Math Help - Mercator projection and scale.

1. Mercator projection and scale.

I need to draw maps on a computer screen.

From Wikipedia, I found that for a given latitude, the "y" value for a Mercator projection is given by...

y = ln(tan(Latitude) + (1 / Cos(Latitude)))

... so I wrote a program to calculate "y" for latitudes from 0.0 to 89.9.

Now from a "sit back and look at it" position, the "y" value increases the further you move from the equator, so if I have a 1 degree square cell, when I plot it, with say 100 pixels for 1 degree of longitude, the scaling due to the projection should mean that I multiply that same 100 in longitude by the factor I get from the formula above, and that I should end up with a figure larger then 100, i.e. that "y" calculated above should be greater then 1 for all values of latitude.

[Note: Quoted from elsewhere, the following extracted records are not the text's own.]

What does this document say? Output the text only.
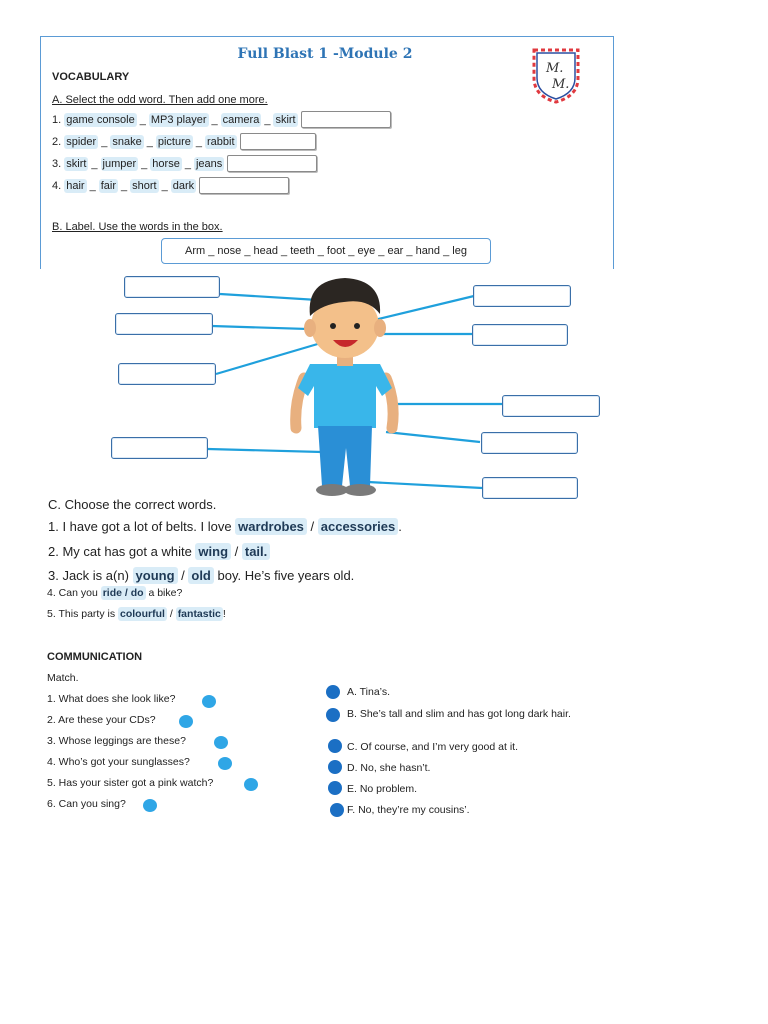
Full Blast 1 -Module 2
M.
M.
VOCABULARY
A. Select the odd word. Then add one more.
1.
game console _ MP3 player _ camera _ skirt
2.
spider _ snake _ picture _ rabbit
3.
skirt _ jumper _ horse _ jeans
4.
hair _ fair _ short _ dark
B. Label. Use the words in the box.
Arm _ nose _ head _ teeth _ foot _ eye _ ear _ hand _ leg
C. Choose the correct words.
1. I have got a lot of belts. I love wardrobes / accessories .
2. My cat has got a white wing / tail.
3. Jack is a(n) young / old boy. He’s five years old.
4. Can you ride / do a bike?
5. This party is colourful / fantastic !
COMMUNICATION
Match.
1. What does she look like?
2. Are these your CDs?
3. Whose leggings are these?
4. Who’s got your sunglasses?
5. Has your sister got a pink watch?
6. Can you sing?
A. Tina’s.
B. She’s tall and slim and has got long dark hair.
C. Of course, and I’m very good at it.
D. No, she hasn’t.
E. No problem.
F. No, they’re my cousins’.
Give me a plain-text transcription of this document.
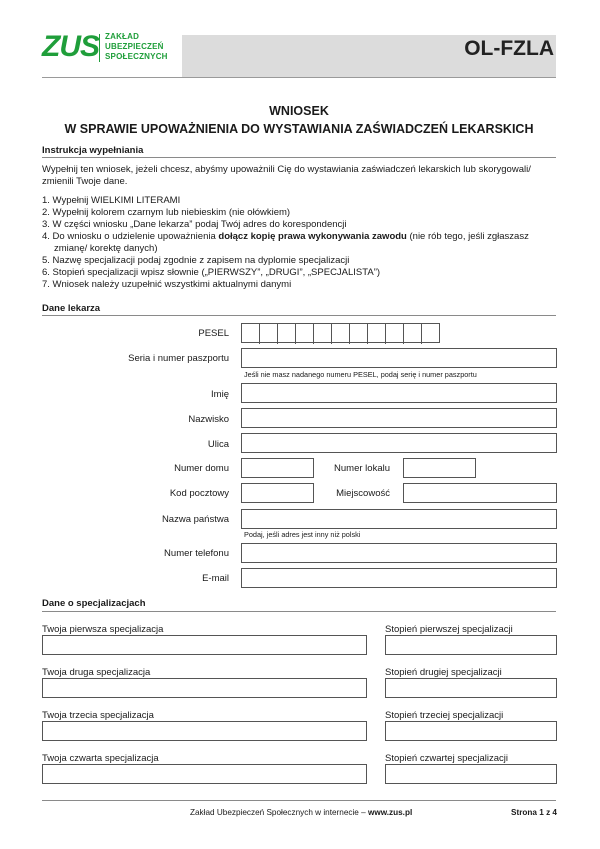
ZUS ZAKŁAD
UBEZPIECZEŃ
SPOŁECZNYCH	OL-FZLA
WNIOSEK
W SPRAWIE UPOWAŻNIENIA DO WYSTAWIANIA ZAŚWIADCZEŃ LEKARSKICH
Instrukcja wypełniania
Wypełnij ten wniosek, jeżeli chcesz, abyśmy upoważnili Cię do wystawiania zaświadczeń lekarskich lub skorygowali/
zmienili Twoje dane.
1. Wypełnij WIELKIMI LITERAMI
2. Wypełnij kolorem czarnym lub niebieskim (nie ołówkiem)
3. W części wniosku „Dane lekarza” podaj Twój adres do korespondencji
4. Do wniosku o udzielenie upoważnienia dołącz kopię prawa wykonywania zawodu (nie rób tego, jeśli zgłaszasz
zmianę/ korektę danych)
5. Nazwę specjalizacji podaj zgodnie z zapisem na dyplomie specjalizacji
6. Stopień specjalizacji wpisz słownie („PIERWSZY”, „DRUGI”, „SPECJALISTA”)
7. Wniosek należy uzupełnić wszystkimi aktualnymi danymi
Dane lekarza
PESEL
Seria i numer paszportu
Jeśli nie masz nadanego numeru PESEL, podaj serię i numer paszportu
Imię
Nazwisko
Ulica
Numer domu	Numer lokalu
Kod pocztowy	Miejscowość
Nazwa państwa
Podaj, jeśli adres jest inny niż polski
Numer telefonu
E-mail
Dane o specjalizacjach
Twoja pierwsza specjalizacja	Stopień pierwszej specjalizacji
Twoja druga specjalizacja	Stopień drugiej specjalizacji
Twoja trzecia specjalizacja	Stopień trzeciej specjalizacji
Twoja czwarta specjalizacja	Stopień czwartej specjalizacji
Zakład Ubezpieczeń Społecznych w internecie – www.zus.pl	Strona 1 z 4
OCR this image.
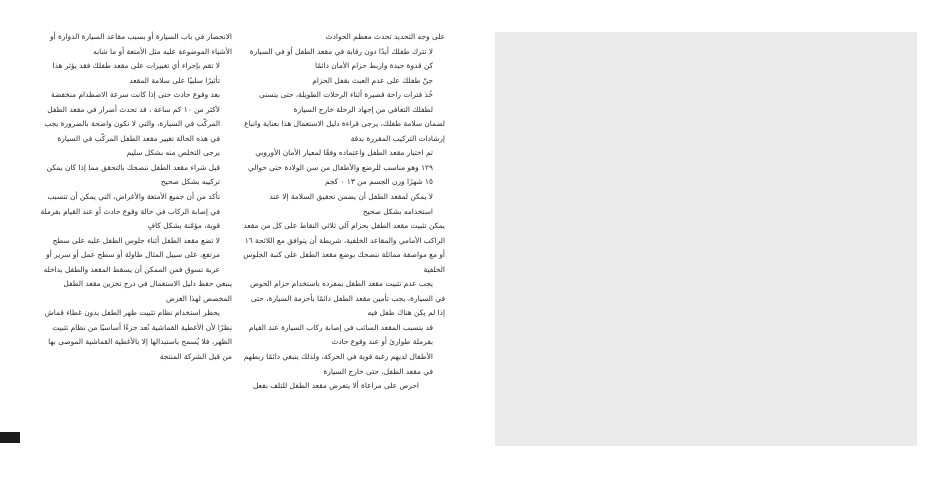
الانحصار في باب السيارة أو بسبب مقاعد السيارة الدوارة أو الأشياء الموضوعة عليه مثل الأمتعة أو ما شابه

لا تقم بإجراء أي تغييرات على مقعد طفلك فقد يؤثر هذا تأثيرًا سلبيًا على سلامة المقعد

بعد وقوع حادث حتى إذا كانت سرعة الاصطدام منخفضة لأكثر من ١٠ كم ساعة ، قد تحدث أضرار في مقعد الطفل المركّب في السيارة، والتي لا تكون واضحة بالضرورة يجب في هذه الحالة تغيير مقعد الطفل المركّب في السيارة يرجى التخلص منه بشكل سليم

قبل شراء مقعد الطفل ننصحك بالتحقق مما إذا كان يمكن تركيبه بشكل صحيح

تأكد من أن جميع الأمتعة والأغراض، التي يمكن أن تتسبب في إصابة الركاب في حالة وقوع حادث أو عند القيام بفرملة قوية، مؤمّنة بشكل كافٍ

لا تضع مقعد الطفل أثناء جلوس الطفل عليه على سطح مرتفع، على سبيل المثال طاولة أو سطح عمل أو سرير أو عربة تسوق فمن الممكن أن يسقط المقعد والطفل بداخله

ينبغي حفظ دليل الاستعمال في درج تخزين مقعد الطفل المخصص لهذا الغرض

يحظر استخدام نظام تثبيت ظهر الطفل بدون غطاء قماش

نظرًا لأن الأغطية القماشية تُعد جزءًا أساسيًا من نظام تثبيت الظهر، فلا يُسمح باستبدالها إلا بالأغطية القماشية الموصى بها من قبل الشركة المنتجة

على وجه التحديد تحدث معظم الحوادث

لا تترك طفلك أبدًا دون رقابة في مقعد الطفل أو في السيارة

كن قدوة جيدة واربط حزام الأمان دائمًا

جنّ طفلك على عدم العبث بقفل الحزام

خُذ فترات راحة قصيرة أثناء الرحلات الطويلة، حتى يتسنى لطفلك التعافي من إجهاد الرحلة خارج السيارة

لضمان سلامة طفلك، يرجى قراءة دليل الاستعمال هذا بعناية واتباع إرشادات التركيب المقررة بدقة

تم اختبار مقعد الطفل واعتماده وفقًا لمعيار الأمان الأوروبي ١٢٩ وهو مناسب للرضع والأطفال من سن الولادة حتى حوالي ١٥ شهرًا وزن الجسم من ١٣ ٠ كجم

لا يمكن لمقعد الطفل أن يضمن تحقيق السلامة إلا عند استخدامه بشكل صحيح

يمكن تثبيت مقعد الطفل بحزام آلي ثلاثي النقاط على كل من مقعد الراكب الأمامي والمقاعد الخلفية، شريطة أن يتوافق مع اللائحة ١٦ أو مع مواصفة مماثلة ننصحك بوضع مقعد الطفل على كنبة الجلوس الخلفية

يجب عدم تثبيت مقعد الطفل بمفرده باستخدام حزام الحوض

في السيارة، يجب تأمين مقعد الطفل دائمًا بأحزمة السيارة، حتى إذا لم يكن هناك طفل فيه

قد يتسبب المقعد السائب في إصابة ركاب السيارة عند القيام بفرملة طوارئ أو عند وقوع حادث

الأطفال لديهم رغبة قوية في الحركة، ولذلك ينبغي دائمًا ربطهم في مقعد الطفل، حتى خارج السيارة

احرص على مراعاة ألا يتعرض مقعد الطفل للتلف بفعل
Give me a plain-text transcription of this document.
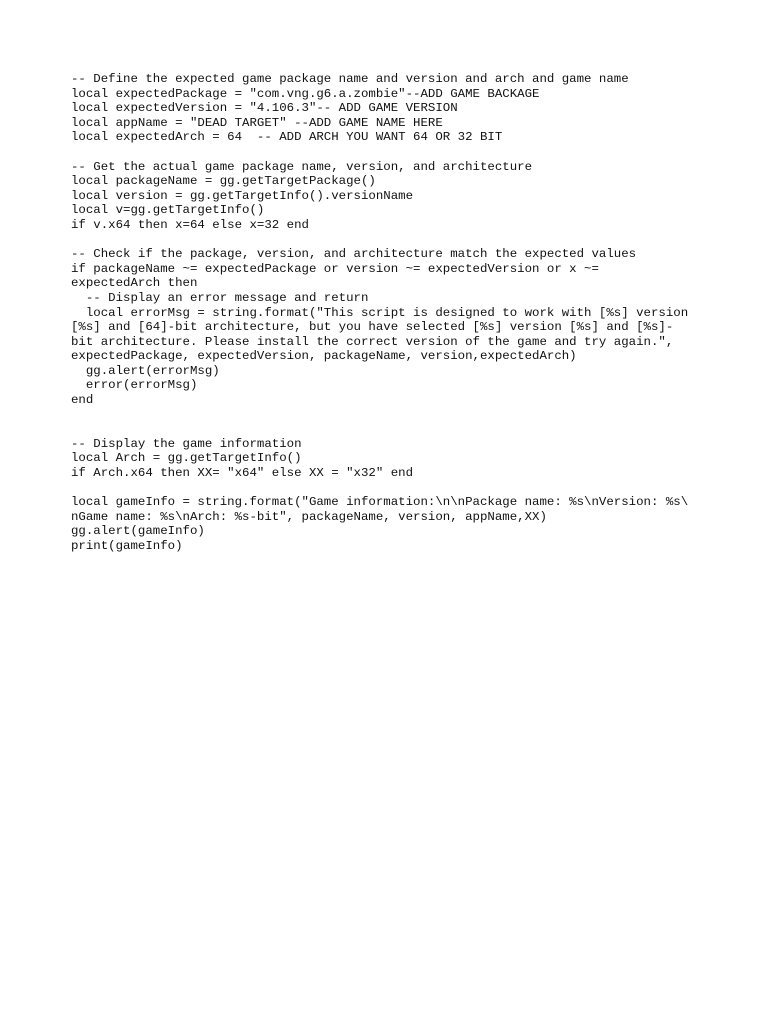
-- Define the expected game package name and version and arch and game name
local expectedPackage = "com.vng.g6.a.zombie"--ADD GAME BACKAGE
local expectedVersion = "4.106.3"-- ADD GAME VERSION
local appName = "DEAD TARGET" --ADD GAME NAME HERE
local expectedArch = 64  -- ADD ARCH YOU WANT 64 OR 32 BIT
-- Get the actual game package name, version, and architecture
local packageName = gg.getTargetPackage()
local version = gg.getTargetInfo().versionName
local v=gg.getTargetInfo()
if v.x64 then x=64 else x=32 end
-- Check if the package, version, and architecture match the expected values
if packageName ~= expectedPackage or version ~= expectedVersion or x ~=
expectedArch then
-- Display an error message and return
local errorMsg = string.format("This script is designed to work with [%s] version
[%s] and [64]-bit architecture, but you have selected [%s] version [%s] and [%s]-
bit architecture. Please install the correct version of the game and try again.",
expectedPackage, expectedVersion, packageName, version,expectedArch)
gg.alert(errorMsg)
error(errorMsg)
end
-- Display the game information
local Arch = gg.getTargetInfo()
if Arch.x64 then XX= "x64" else XX = "x32" end
local gameInfo = string.format("Game information:\n\nPackage name: %s\nVersion: %s\
nGame name: %s\nArch: %s-bit", packageName, version, appName,XX)
gg.alert(gameInfo)
print(gameInfo)
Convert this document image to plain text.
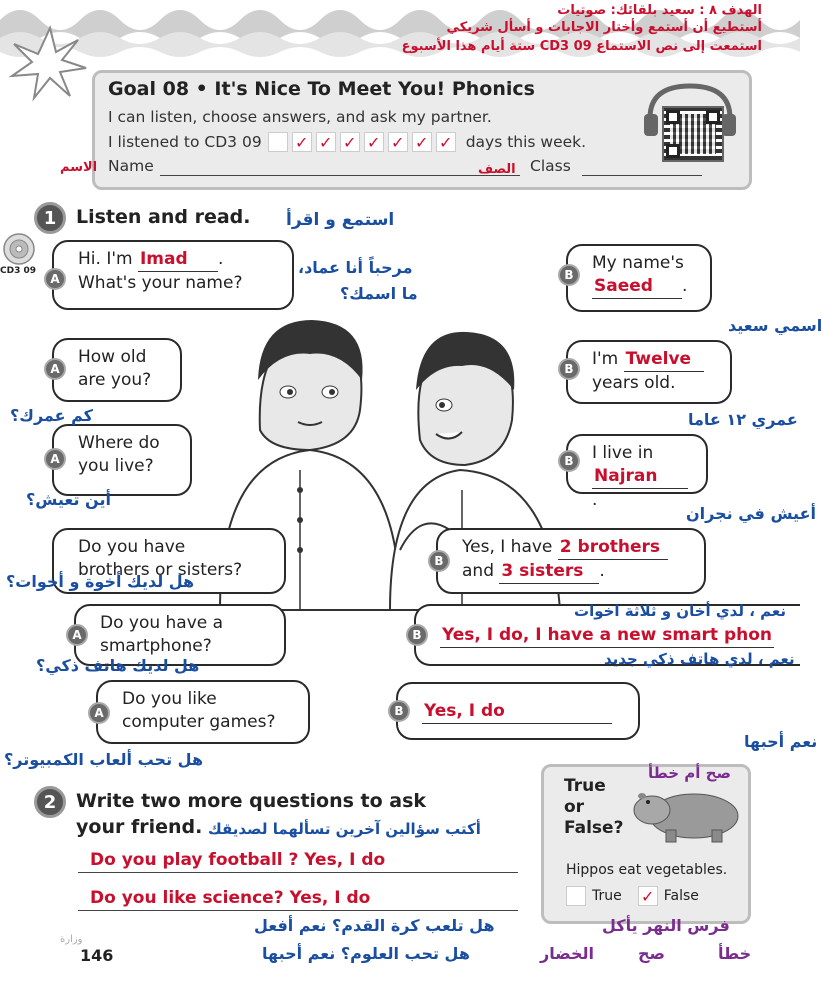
الهدف ٨ : سعيد بلقائك: صوتيات
أستطيع أن أستمع وأختار الاجابات و أسأل شريكي
استمعت إلى نص الاستماع CD3 09 ستة أيام هذا الأسبوع
Goal 08 • It's Nice To Meet You! Phonics
I can listen, choose answers, and ask my partner.
I listened to CD3 09 ✓ ✓ ✓ ✓ ✓ ✓ ✓ days this week.
Name	Class
الاسم	الصف
CD3 09
1	Listen and read. استمع و اقرأ
Hi. I'm Imad .
What's your name?
A
How old
are you?
A
Where do
you live?
A
Do you have
brothers or sisters?
Do you have a
smartphone?
A
Do you like
computer games?
A
My name's
Saeed .
B
I'm Twelve
years old.
B
I live in
Najran.
B
Yes, I have 2 brothers
and 3 sisters .
B
Yes, I do, I have a new smart phon
B
Yes, I do
B
مرحباً أنا عماد،
ما اسمك؟
اسمي سعيد
كم عمرك؟	عمري ١٢ عاما
أين تعيش؟
أعيش في نجران
هل لديك أخوة و أخوات؟
نعم ، لدي أخان و ثلاثة اخوات
هل لديك هاتف ذكي؟	نعم ، لدي هاتف ذكي جديد
هل تحب ألعاب الكمبيوتر؟
نعم أحبها
2	Write two more questions to ask
your friend. أكتب سؤالين آخرين تسألهما لصديقك
Do you play football ? Yes, I do
Do you like science? Yes, I do
هل تلعب كرة القدم؟ نعم أفعل
هل تحب العلوم؟ نعم أحبها
True
or
False?
صح أم خطأ
Hippos eat vegetables.
True ✓ False
فرس النهر يأكل
الخضار	صح	خطأ
وزارة
146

It is not. I have to set latitude = 50.0 before the result of the above formula passes 1. I am multiplying the latitude in degrees by Pi/180.0 to convert the degrees to Radians. I am using 3.14159265358979323846 as Pi. All of my variables are either declared to be double precision floating points, or explicitly stated with a decoimal point to force float operation by the compiler.

Is the formula wrong? Am I doing something silly?

2. There's nothing wrong with the formula, but it uses radians throughout. So you should convert your "latitude = 50.0" to "latitude = 0.87266..." as the point where the formula passes 1.

3. I am multiplying the latitude in degrees by Pi/180.0 to convert the degrees to Radians. I am using 3.14159265358979323846 as Pi.

When my loop variable is 50.0 it is converted to Radians by multiplying by Pi/180.0 giving 0.87266462599716477 which goes into the formula and comes out as 1.0106831886830212.

4. What I am saying is that the formula for y gives the answer in radians. If you want it in degrees then you should use the formula $y = \tfrac{180}\pi\ln(\tan(\text{Latitude}) + (1 / \cos(\text{Latitude})))$.

5. That is even worse. When I do that, the value returned by the formula is less then 1 for all values.

The Wikipedia article says...

The following equations determine the x and y coordinates of a point on a Mercator map from its latitude φ and longitude λ (with λ0 being the longitude in the center of map):
This is the inverse of the Gudermannian function:

This is the Gudermannian function:

The scale is proportional to the secant of the latitude φ, getting arbitrarily large near the poles, where φ = ±90°. Moreover, as seen from the formulas, the pole's y is plus or minus infinity.
I read that as this being a formula which scales Latitude and Longitude to x and y coordinates on a screen, (or whatever).

What I see is that, assuming the centre of the map is zero, x = Longitude - zero, so I draw the point 00:00:00N 00:00:00E at the origin. The point 00:00:00N 01:00:00E at (1 - 0) * (how many pixels per degree). and so on. Latitude being Zero.

The point 01:00:00N 00:00:00E is still drawn at x = 0, (from above), but the y point is now...

rLat = 1.0 * (180.0 / Pi)
y = ln(tan(rLat) + (1 / cos(rLat))) * (how many pixels per degree)

... to generate the necessary exageration as I move away from the equator.

To acheive the exageration y must surely be >1 for all non-zero values, but it is not.

6. Okay, let's use that example of Latitude = 50°. If $\phi = 50^\circ$ then $\tan\phi\approx1.19$ and $\sec\phi\approx1.56$ (just working to 2 decimal places). Then my formula for y gives $y = \tfrac{180}\pi\ln(1.19 + 1.56)\approx57.91$. That is somewhat greater than 50, as one would wish.

In fact, the "exaggeration" in y at latitiude $\phi$ is equal to the derivative of $\ln(\tan\phi + \sec\phi)$, which is $\sec\phi$, and this is always greater than 1.

7. Arrgh!

When I do that with a calculator, it works as you say, however, the program I have here does not give the same answer. The 1.19 and 1.56 agree, I can see them in the debugger, but then the next step gives a different result.

I will look at it further.

8. Fixed!

Works now, you won't believe how stupid I was being, when you said convert the degrees to Radians, I knew I had done that, but also knew I had "the conversion factor", already calculated as I didn't want the overhead of calculating it every time.

Trouble is, the factor I had was Pi / 180.0 which is fine for where I was using it, but not where I added it later on your reco!

Suffice to say, I now have two factors r2d and d2r.

I hope I don't need another r2d factor otherwise I will have r2d2 and risk Imperial intervention.